© JUNGE FREIHEIT Verlag GmbH & Co. KG www.jungefreiheit.de 42/21 / 15. Oktober 2021

Die gelbe Post soll grün werden
„Klimafreundlicher Briefdienst“: Den Preis für die Umstellung der Deutschen Post auf elektrische Zustellfahrzeuge zahlen die Kunden
Paul Leonhard

Die Deutsche Post konnte im Corona-Jahr 2020 ihren Umsatz gegenüber 2019 um 4,5 Prozent auf 5,5 Milliarden Euro steigern. Geschafft hat das der Konzern vor allem wegen einer saftigen Portoerhöhung. Und da der Gesetzgeber die nächste Drehung an der Preisschraube für 2022 gewährt, sollen zum 1. Januar Briefe um fünf Cent, Postkarten sogar um zehn Prozent teurer werden.Diese Maßnahme reiche noch nicht einmal aus, um die höheren Kosten bei sinkenden Sendungsmengen auszugleichen, heißt es seitens der Post.

Bei den Preiserhöhungen geht es aber nicht nur um den Mengenrückgang, denn Großkunden erhalten weiterhin saftige Rabatte. Auch liegt die Ursache nicht allein bei der Inflation von 3,25 Prozent oder den Tariferhöhungen für die 155.000 Beschäftigten im Post- und Paketdienst. Der wahre Grund für die Preisanpassung ist folgender: Die gelbe Post soll grün und der Kunde für einen „klimafreundlicheren Briefdienst“ zur Kasse gebeten werden. Gemeint sind damit nicht die tagtäglich außer sonntags kräftig in die Pedale tretenden Zusteller, sondern Investitionen in einen „klimaschonenden“ Transport, namentlich Elektrofahrzeuge. Und da hat das Unternehmen kräftig Miese gemacht, seit es 2014 das Aachener Elektro-Transporter-Startup „Streetscooter“ erworben hat, um seine Zustellflotte nach den Vorstellungen der Bundesregierung zu elektrifizieren.

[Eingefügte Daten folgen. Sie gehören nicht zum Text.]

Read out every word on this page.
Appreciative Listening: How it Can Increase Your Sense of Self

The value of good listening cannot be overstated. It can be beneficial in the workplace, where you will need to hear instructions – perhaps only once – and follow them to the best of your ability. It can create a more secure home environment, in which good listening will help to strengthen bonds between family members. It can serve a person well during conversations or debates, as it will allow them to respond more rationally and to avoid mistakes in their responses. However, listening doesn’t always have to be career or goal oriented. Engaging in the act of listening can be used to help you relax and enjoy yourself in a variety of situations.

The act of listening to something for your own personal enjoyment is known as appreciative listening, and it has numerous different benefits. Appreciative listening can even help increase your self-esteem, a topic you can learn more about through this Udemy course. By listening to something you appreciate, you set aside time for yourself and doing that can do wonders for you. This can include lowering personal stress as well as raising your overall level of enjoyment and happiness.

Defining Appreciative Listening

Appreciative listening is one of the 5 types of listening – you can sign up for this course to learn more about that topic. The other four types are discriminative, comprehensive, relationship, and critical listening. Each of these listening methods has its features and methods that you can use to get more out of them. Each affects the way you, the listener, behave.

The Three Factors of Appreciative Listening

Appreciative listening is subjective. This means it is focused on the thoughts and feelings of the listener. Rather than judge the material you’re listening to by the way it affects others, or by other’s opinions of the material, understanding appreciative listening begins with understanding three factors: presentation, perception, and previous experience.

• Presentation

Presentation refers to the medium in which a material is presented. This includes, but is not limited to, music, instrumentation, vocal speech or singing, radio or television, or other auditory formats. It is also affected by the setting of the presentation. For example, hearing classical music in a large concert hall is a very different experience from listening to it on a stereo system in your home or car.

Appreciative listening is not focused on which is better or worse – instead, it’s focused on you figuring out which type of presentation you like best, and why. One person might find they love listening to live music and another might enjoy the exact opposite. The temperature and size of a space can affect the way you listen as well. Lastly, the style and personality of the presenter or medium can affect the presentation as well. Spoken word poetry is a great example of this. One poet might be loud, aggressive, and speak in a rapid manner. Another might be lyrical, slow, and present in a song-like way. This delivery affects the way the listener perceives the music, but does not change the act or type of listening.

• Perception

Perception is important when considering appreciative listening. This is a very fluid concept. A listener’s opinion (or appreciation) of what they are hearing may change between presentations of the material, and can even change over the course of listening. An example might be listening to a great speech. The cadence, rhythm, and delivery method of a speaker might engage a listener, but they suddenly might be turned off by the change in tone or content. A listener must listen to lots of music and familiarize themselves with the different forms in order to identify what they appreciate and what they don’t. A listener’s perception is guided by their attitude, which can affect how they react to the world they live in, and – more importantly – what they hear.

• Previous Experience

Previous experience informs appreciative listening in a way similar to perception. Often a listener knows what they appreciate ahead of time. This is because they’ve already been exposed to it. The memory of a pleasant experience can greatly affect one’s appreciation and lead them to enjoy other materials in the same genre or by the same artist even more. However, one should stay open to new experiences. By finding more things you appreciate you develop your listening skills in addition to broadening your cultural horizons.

Entwickelt werden sollten eigene, speziell für die Zulieferungen in Großstädten geeignete Fahrzeuge mit Blick auf das ständige Anfahren und Halten im Kurzstreckenverkehr. Wie von dem staatseigenen Konzern nicht anders zu erwarten, ging die Sache gründlich schief. Die Pläne stellten sich als unwirtschaftlich heraus, und die auf den Markt gebrachten Fahrzeuge machten vor allem mit einem Schlagzeilen: daß ihre Batterien erst rauchten, dann explodierten und die Fahrzeuge in Flammen aufgingen. Die Zahl solcher Vorkommnisse ist zwar überschaubar, das Kraftfahrt-Bundesamt ordnete dennoch einen Rückruf für die Streetscooter-Modelle der Baujahre 2014 bis 2019 an.

Post besitzt größte deutsche E-Auto-Flotte

Die Post besitzt mit 15.000 Streetscooter-Fahrzeugen die größte deutsche E-Auto-Flotte. Nach den aufgetretenen Problemen wollte das Logistikunternehmen eigentlich von den Streetscootern mehr Abstand nehmen, seine Tochter zum Betreiber der Bestandsflotte reduzieren. Dann aber wurde die Produktion 2020 doch um ein Jahr verlängert. Parallel dazu dachte die Post über einen Verkauf der Sparte nach und führte angeblich auch mit mehreren chinesischen Interessenten Verhandlungen. Inzwischen scheint es so, als wäre mit der Odin Automotive ein Käufer gefunden.

Das Unternehmen wurde offenbar eigens für den Zweck, die Posttochter Streetscooter Engineering zu übernehmen, gegründet. Hauptgesellschafter ist nach einem Bericht der Welt der frühere BMW-Manager Stefan Krause. Hinter dem sollen als Gesellschafter der Finanzexperte Djamal Attamimi vom indonesischen Kohleminenkonzern Toba Bara sowie der Unternehmer Matthew Paul Richards vom indonesischen Telekommunikationsunternehmen Trikomsel Oke stehen. Die Deutsche Post will ihre E-Flotte bis 2025 auf 37.000 Fahrzeuge und 14.000 dreirädrige elektrisch betriebene Lastenräder, sogenannte E-Trikes, ausbauen. Jedes Fahrzeug soll etwa vier Tonnen CO2-Emissionen pro Jahr im Vergleich zu einem konventionellen Fahrzeug einsparen. Bis 2025 möchte das Unternehmen seine jährliche Abgasbilanz so um 150.000 Tonnen reduzieren.